En Flandre, une recherche académique s’était déjà intéressée, quelques années plus tôt, au risque d’épuisement professionnel dans le secteur médiatique. Selon cette étude, plus d’un journaliste sur cinq (21,4%) présentait un risque élevé de burn-out. La combinaison d’une pression au travail et d’un manque d’équilibre entre vie privée et vie professionnelle était l’un des principaux éléments déclencheurs des risques d’épuisement au travail.

Le journalisme demeure-t-il un métier viable ? N’offre-t-il plus les conditions nécessaires à la construction de carrières professionnelles satisfaisantes ? Depuis une dizaine d’années, le milieu universitaire, les syndicats et les associations professionnelles de journalistes mènent des études sur l’évolution de la pratique journalistique. Elles observent que les travailleurs de la presse font face à un processus d’intensification et de rentabilisation de leur travail, lignes éditoriales (presses dites "populaire" ou "de qualité") et supports médiatiques (audiovisuel ou écrit) confondus. Ce processus a des implications sur leur bien-être au travail, sur le respect des règles de déontologie et sur l’identité professionnelle des journalistes.
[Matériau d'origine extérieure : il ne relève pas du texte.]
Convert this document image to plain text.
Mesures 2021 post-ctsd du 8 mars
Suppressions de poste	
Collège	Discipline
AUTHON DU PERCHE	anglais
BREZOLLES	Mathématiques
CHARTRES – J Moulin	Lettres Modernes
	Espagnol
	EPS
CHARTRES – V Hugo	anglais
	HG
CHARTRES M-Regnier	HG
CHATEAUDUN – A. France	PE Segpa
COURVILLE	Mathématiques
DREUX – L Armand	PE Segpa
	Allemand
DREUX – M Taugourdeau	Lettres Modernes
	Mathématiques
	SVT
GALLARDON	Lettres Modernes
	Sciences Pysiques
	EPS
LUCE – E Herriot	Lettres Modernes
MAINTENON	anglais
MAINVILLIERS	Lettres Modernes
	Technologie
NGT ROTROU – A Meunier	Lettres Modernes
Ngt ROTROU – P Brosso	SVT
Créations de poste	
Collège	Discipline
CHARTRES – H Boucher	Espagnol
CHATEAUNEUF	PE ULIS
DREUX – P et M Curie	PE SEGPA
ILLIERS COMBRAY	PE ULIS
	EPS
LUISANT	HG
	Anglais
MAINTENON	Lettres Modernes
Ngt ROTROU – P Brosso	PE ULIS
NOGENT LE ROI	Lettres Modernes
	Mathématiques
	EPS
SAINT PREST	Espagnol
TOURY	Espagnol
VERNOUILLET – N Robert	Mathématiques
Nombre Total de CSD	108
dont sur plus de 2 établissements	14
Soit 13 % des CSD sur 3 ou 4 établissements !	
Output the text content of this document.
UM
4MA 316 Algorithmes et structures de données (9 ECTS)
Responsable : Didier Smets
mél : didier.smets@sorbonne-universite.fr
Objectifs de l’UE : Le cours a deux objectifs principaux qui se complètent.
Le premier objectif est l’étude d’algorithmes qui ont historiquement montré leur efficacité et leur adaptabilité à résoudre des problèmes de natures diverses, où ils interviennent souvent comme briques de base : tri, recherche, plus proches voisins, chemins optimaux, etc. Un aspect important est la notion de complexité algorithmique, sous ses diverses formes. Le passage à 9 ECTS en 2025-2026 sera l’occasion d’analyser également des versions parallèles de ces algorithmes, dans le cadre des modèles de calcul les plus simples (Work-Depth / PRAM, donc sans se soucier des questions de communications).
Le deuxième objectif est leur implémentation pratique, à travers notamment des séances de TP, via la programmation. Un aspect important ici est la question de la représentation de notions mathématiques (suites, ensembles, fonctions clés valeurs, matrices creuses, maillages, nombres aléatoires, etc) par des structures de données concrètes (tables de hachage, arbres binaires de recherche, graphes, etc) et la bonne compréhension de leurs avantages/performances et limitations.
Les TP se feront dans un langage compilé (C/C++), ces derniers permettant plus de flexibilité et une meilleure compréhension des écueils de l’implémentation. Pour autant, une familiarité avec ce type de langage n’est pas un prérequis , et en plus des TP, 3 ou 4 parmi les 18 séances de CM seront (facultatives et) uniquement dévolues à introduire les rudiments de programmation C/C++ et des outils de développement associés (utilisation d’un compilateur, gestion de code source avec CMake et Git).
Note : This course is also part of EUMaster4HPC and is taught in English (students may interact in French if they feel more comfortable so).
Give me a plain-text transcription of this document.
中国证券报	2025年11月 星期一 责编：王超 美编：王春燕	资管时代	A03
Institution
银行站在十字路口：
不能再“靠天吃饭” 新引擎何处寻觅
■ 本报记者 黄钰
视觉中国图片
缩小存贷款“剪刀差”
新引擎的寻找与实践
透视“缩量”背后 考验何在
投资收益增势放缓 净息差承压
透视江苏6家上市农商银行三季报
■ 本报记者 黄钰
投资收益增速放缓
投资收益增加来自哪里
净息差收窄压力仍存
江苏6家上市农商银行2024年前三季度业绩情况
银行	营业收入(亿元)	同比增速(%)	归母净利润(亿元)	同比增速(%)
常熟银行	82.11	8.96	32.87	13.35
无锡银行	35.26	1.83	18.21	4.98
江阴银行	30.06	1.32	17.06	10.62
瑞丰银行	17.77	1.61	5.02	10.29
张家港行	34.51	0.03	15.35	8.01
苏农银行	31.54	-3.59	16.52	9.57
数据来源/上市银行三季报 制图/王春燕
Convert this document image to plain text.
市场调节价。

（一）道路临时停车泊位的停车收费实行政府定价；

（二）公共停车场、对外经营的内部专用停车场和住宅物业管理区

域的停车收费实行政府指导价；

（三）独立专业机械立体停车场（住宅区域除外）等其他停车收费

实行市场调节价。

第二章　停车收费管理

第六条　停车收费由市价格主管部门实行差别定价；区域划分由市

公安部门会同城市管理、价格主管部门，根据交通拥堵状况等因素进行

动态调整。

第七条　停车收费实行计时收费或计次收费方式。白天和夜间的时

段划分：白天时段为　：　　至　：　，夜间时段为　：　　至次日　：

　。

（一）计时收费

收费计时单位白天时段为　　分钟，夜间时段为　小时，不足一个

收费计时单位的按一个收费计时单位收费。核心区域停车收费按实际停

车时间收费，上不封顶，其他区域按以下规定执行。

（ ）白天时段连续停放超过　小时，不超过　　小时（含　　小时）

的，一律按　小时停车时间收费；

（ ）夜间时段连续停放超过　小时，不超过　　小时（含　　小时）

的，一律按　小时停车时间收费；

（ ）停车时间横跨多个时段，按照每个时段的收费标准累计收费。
Une demande croissante de polyvalence

Utilisées d’abord comme de simples vitrines des médias classiques, les pages web sont aujourd’hui reconnues comme des supports de l’information à part entière. En Europe, de nombreuses entreprises médiatiques ont mutualisé leurs rédactions numériques et leurs rédactions traditionnelles dans le cadre de stratégies dites "bi-médias". L’ensemble des journalistes a dû se familiariser avec les outils offerts par internet, quitte à devoir multiplier les compétences rédactionnelles, techniques et/ou de traitement d’image. Les travailleurs de la presse sont désormais tenus de produire des contenus pour et au travers de formats divers tels que les articles combinant le texte, la photographie et la vidéo, par exemple.

Cette exigence d’un journalisme multimédia requiert flexibilité et polyvalence. Pourtant, elle ne s’est pas toujours accompagnée ni d’un investissement dans la formation des journalistes, ni d’une rétribution complémentaire proportionnelle au travail fourni. A cet égard, en 2014, une étude menée par l’Observatoire des métiers de l’audiovisuel soulignait : "Si l’adaptation a lieu, elle est encore laissée à la seule initiative des individus qui par goût personnel ou par nécessité se forment sur le tas, ou encore par choix demandent à être formés au maniement des nouveaux médias. (...) On constate que la formation n’est pas toujours pensée au sein des organisations." Cette étude indiquait, parailleurs, que la multiplicité des qualifications ne fait, bien souvent, pas l’objet d’accords ou de conventions écrites, d’où l’absence d’une revalorisation salariale.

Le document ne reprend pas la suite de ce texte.